If sum of roots is 2 and product is 5, then the quadratic equation is
( a ) ${{x}^{2}}+2x+5$
( b ) ${{x}^{2}}-2x-5$
( c ) ${{x}^{2}}+2x-5$
( d ) ${{x}^{2}}-2x+5$

Answer 1

Hint: There are various methods to do this question by short cut method or by first finding roots of quadratic equations and then their sum and product. The concept we will use here is a short cut method very well known as finding sum and product of roots using coefficients of quadratic equations.

Complete step by step answer:
What we do in this method is if we have a quadratic equation \[a{{x}^{2}}+bx+c=0\] and let $\alpha $ and $\beta $ be roots of this quadratic polynomial. Then we can easily find the sum of roots and product of roots without even finding the roots of polynomials as, $\alpha +\beta $ which represents sum of roots is equals to $-\dfrac{b}{a}$ , where b is linear quadratic coefficient and a is quadratic coefficient of quadratic equation \[a{{x}^{2}}+bx+c=0\]. And $\alpha \cdot \beta $ which represents product of roots is equals to $\dfrac{c}{a}$ , where c is constant coefficient and a is quadratic coefficient of quadratic equation \[a{{x}^{2}}+bx+c=0\].
Now, for all quadratic polynomials given in option, we can find their sum of roots and product of roots accordingly as discussed above.
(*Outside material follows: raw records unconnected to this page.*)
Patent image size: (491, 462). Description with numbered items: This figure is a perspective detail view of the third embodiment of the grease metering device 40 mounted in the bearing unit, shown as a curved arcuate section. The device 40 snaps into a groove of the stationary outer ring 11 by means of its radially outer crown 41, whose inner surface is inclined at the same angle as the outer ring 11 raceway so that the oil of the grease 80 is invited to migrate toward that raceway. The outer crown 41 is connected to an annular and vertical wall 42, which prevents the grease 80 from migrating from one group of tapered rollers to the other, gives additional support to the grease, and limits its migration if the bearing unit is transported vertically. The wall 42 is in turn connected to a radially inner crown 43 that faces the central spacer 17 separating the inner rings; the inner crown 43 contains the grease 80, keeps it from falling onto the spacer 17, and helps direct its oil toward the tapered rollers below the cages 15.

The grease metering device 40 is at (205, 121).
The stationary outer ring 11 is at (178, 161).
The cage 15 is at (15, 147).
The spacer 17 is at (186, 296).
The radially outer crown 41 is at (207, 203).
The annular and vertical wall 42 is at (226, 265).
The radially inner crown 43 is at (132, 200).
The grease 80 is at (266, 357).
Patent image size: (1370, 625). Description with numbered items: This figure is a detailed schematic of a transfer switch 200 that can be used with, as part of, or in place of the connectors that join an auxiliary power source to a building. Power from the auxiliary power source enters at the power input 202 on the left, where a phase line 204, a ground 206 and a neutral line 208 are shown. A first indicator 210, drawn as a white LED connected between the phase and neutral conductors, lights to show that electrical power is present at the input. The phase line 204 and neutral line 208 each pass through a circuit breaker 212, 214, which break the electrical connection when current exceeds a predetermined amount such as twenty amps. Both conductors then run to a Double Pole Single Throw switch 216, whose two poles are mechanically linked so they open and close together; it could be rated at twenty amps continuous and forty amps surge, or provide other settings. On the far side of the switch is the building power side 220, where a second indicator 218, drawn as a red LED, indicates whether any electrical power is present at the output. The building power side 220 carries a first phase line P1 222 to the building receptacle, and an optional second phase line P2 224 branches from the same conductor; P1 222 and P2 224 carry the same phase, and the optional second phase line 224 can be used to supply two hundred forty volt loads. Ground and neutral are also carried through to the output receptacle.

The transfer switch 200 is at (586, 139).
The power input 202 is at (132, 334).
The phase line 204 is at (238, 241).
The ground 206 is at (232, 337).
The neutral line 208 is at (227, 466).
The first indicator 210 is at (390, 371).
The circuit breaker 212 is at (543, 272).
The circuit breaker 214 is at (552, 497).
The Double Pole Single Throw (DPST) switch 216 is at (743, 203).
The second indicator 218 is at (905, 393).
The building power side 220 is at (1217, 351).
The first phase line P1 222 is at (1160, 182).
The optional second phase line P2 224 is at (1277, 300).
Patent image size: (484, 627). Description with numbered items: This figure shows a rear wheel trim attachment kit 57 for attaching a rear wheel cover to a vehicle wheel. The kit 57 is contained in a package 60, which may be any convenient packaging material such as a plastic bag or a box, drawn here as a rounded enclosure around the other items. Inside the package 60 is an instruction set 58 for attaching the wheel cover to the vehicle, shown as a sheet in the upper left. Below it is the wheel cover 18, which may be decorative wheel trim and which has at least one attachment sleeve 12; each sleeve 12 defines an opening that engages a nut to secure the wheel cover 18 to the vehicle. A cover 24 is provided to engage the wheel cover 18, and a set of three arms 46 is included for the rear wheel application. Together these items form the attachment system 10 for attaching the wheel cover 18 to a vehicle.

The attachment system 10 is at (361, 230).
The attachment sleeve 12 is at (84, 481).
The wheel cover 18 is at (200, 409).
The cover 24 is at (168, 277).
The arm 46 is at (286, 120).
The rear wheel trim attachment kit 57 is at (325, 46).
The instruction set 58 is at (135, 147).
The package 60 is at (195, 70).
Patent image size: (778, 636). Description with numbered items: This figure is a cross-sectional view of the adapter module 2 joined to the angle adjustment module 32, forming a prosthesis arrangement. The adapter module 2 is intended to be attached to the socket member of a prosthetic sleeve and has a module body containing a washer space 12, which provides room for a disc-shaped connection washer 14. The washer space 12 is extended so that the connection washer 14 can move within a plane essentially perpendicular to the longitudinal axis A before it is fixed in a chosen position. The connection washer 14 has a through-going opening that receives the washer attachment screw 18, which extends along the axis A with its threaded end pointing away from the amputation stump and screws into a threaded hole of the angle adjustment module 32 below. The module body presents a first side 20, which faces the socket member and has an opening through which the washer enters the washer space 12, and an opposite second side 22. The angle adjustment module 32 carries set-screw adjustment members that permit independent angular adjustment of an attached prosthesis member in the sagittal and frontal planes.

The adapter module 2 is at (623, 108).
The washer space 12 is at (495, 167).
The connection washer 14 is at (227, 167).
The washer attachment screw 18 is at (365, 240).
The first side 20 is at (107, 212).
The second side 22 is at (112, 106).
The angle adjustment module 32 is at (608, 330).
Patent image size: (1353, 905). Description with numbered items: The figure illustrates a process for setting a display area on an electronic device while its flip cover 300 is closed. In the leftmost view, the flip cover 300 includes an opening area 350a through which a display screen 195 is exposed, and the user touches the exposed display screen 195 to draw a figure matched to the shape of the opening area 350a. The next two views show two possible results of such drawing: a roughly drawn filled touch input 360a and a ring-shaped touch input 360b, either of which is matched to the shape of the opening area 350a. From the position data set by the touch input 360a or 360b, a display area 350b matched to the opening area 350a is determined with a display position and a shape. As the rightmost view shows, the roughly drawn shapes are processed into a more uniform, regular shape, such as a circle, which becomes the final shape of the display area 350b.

Given that sum of roots is 2 and product of roots is 5
For quadratic equation, ${{x}^{2}}+2x+5$, sum of root will be given as $-\dfrac{2}{1}=-2$, where 2 is linear coefficient and 1 is quadratic coefficient of quadratic equation and product of root will be given as $\dfrac{5}{1}=5$, where 5 is constant coefficient and 1 is quadratic coefficient of quadratic equation, which is not equal to given sum and product of roots.
For quadratic equation, ${{x}^{2}}-2x-5$, sum of root will be given as $-\dfrac{(-2)}{1}=2$, where -2 is linear coefficient and 1 is quadratic coefficient of quadratic equation and product of root will be given as $\dfrac{-5}{1}=-5$ which is not equal to given sum and product of roots.
For quadratic equation, ${{x}^{2}}+2x-5$, sum of root will be given as $-\dfrac{2}{1}=-2$, where 2 is linear coefficient and 1 is quadratic coefficient of quadratic equation and product of root will be given as $\dfrac{-5}{1}=-5$ which is not equal to given sum and product of roots.
For quadratic equation, ${{x}^{2}}-2x+5$, sum of root will be given as $-\dfrac{(-2)}{1}=2$, where -2 is linear coefficient and 1 is quadratic coefficient of quadratic equation and product of root will be given as $\dfrac{5}{1}=5$ which is equal to given sum and product of roots.

So, the correct answer is “Option d”.

Note: Do not forget to write the statement in solutions. Be careful about signs in the formula which you are using to solve the question. You can also solve it by first finding the roots of the equation and then sum and product of roots and eliminate the wrong options.